Kirito, no entanto, também lembra o quão valoroso amigo ele é aqui, confortando Eugeo ao lembrar que, não fosse a ajuda dele, ele não seria capaz de chegar à cidade central. As memórias dele eram duvidosas e ele não tinha dinheiro. Em síntese, eles estão lá por estarem juntos. E isso é, sem dúvidas, uma forma de construção de amizade muito bonita e bem trabalhada. Ele ainda conclui muito bem o motivacional, dizendo que eles “podem esperar para se virarem sozinhos quando forem Cavaleiros da Integridade” e estendendo a mão (simbolismo excelente). Segundo minha interpretação, fica clara também outra coisa: Kirito e Eugeo são um exemplo de amizade que se completa muito bem. Kirito é o elemento confiante do dueto, aquele que dá as cartas, que é mais impulsivo e, ao mesmo tempo, mais determinado. Já Eugeo representa o equilíbrio, é aquele mais contido, mais restrito e, ao mesmo tempo, menos confiante, mas que detém a informação e é capaz de apaziguar o outro.
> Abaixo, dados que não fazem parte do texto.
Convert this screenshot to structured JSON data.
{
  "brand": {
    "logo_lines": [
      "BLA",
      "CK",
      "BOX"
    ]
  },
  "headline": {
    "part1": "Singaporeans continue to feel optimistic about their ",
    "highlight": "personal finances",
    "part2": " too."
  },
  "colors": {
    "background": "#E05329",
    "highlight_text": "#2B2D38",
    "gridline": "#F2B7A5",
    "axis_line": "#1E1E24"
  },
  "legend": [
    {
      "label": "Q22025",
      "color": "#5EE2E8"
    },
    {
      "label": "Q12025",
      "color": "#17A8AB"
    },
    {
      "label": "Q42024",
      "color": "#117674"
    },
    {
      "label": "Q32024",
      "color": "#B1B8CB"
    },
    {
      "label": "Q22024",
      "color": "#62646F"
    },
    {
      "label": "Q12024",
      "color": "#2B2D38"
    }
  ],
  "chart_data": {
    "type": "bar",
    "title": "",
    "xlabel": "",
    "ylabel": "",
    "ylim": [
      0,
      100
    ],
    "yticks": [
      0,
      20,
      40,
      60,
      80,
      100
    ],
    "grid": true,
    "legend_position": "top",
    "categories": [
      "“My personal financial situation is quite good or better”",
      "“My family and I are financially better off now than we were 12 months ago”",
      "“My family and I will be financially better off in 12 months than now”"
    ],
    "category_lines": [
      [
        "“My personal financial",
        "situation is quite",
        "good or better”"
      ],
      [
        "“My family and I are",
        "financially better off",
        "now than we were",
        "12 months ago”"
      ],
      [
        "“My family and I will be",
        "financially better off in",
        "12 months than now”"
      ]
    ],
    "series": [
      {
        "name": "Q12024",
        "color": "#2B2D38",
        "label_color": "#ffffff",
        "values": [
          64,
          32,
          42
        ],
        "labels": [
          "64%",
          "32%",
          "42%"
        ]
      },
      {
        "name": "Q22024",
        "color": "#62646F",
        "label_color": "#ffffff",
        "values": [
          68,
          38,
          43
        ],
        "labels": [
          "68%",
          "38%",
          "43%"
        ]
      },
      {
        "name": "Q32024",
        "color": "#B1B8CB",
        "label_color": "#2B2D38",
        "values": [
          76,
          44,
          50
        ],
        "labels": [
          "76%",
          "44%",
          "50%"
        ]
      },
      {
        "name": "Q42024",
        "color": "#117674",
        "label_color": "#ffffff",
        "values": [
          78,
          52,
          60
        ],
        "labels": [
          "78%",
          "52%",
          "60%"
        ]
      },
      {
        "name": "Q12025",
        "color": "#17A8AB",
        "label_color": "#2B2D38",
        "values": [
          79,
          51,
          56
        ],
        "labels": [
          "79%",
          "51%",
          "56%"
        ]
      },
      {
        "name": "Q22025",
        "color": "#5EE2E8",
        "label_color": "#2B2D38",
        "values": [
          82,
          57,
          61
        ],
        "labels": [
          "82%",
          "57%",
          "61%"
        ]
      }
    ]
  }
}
Em resumo, dois amigos que se completam muito bem, um exemplo de amizade compatível e verdadeira.

Voltando à conversa entre eles, Eugeo nos dá, via diálogo, outra informação importante: para que tornem-se Cavaleiros da Integridade, eles precisam estar entre os 12 primeiros do exame de promoção (esse elemento ainda não oi apresentado, mas é óbvio que será no próximo episódio). Kirito, em resposta, fala sobre seu nível de Técnicas com Artes Sagradas estar baixo (como vimos no painel anteriormente, ele possuía apenas 9 pontos) e pede ajuda para Eugeo (algo que é compreensível, já que, quando Kirito chegou ao Underworld, Eugeo possuía uma noção básica sobre isso). Ele oferece ajuda no dia seguinte, de descanso (sempre bom lembrar que, nele, é proibido lutar com a espada, mas não com técnicas sagradas), mas Kirito replica, contando que não poderia justamente por “ela ficar pronta amanhã”. Ambos se mostram entusiasmados e, pelo contexto em que estamos de Academia da Espada, já é fácil imagina que eles se referem à uma Espada. Das sombras, Raios e Humbert observam nossos heróis, tramando algo. Cabe lembrar que, remontando ao treino a de Kirito com Sortiliena no mesmo dia, a questão da espada justifica a reação de Kirito em ser capaz de mostrá-la suas técnicas apenas no outro dia (veja como SAO nos ambienta antes de explicar as coisas, ele dá muitas pistas para o espectador)… provavelmente ele seria capaz de extrair todo seu potencial apenas com a nova espada.